La ville d'Ajaccio s'apprête à inaugurer son téléphérique « Angelo » le 18 octobre, malgré de vives critiques de ses opposants. Présenté par le maire Stéphane Sbraggia comme une alternative à la voiture, ce projet lancé en 2019 vise à soulager la circulation dans les quartiers est en pleine croissance. Il intervient dans un contexte de campagne municipale tendue.
Le téléphérique d'Ajaccio, baptisé « Angelo », doit entrer en service après plusieurs mois de polémiques.
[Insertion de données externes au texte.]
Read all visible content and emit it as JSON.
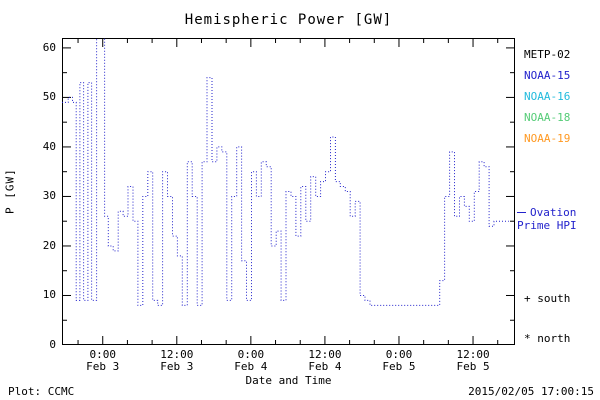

Ce moyen de transport, déjà présent dans des villes comme Toulouse ou Brest, relie les quartiers excentrés de Mezzavia et Saint-Joseph sur un tracé de 3 kilomètres avec un dénivelé de 54 mètres.
Poussé par Stéphane Sbraggia, maire (Horizons) d'Ajaccio et président de la communauté d'agglomération du pays ajaccien (CAPA), le projet a été initié en 2019 par son prédécesseur, le député Laurent Marcangeli, dont il était l'adjoint. Dans une ville de 75 000 habitants où 60 000 véhicules affluent chaque matin à l'est, M. Sbraggia insiste sur sa capacité à offrir une « alternative à la voiture ». Une étude de la CAPA révèle que 75 % des trajets de moins de 3 kilomètres s'effectuent en voiture, un mode de déplacement dominant dans cette cité où il « tient lieu de religion ».
« C’est un choix de société en vue d’une mobilité douce, durable », a martelé M. Sbraggia. Le téléphérique cible la partie orientale d'Ajaccio, soumise à une forte croissance démographique et économique ces cinq dernières années, avec l'implantation de nouvelles habitations, commerces, un hôpital et un collège. L'inauguration, prévue pour samedi 18 octobre, s'inscrit sur fond de campagne municipale, amplifiant les critiques des opposants qui contestent ce projet controversé.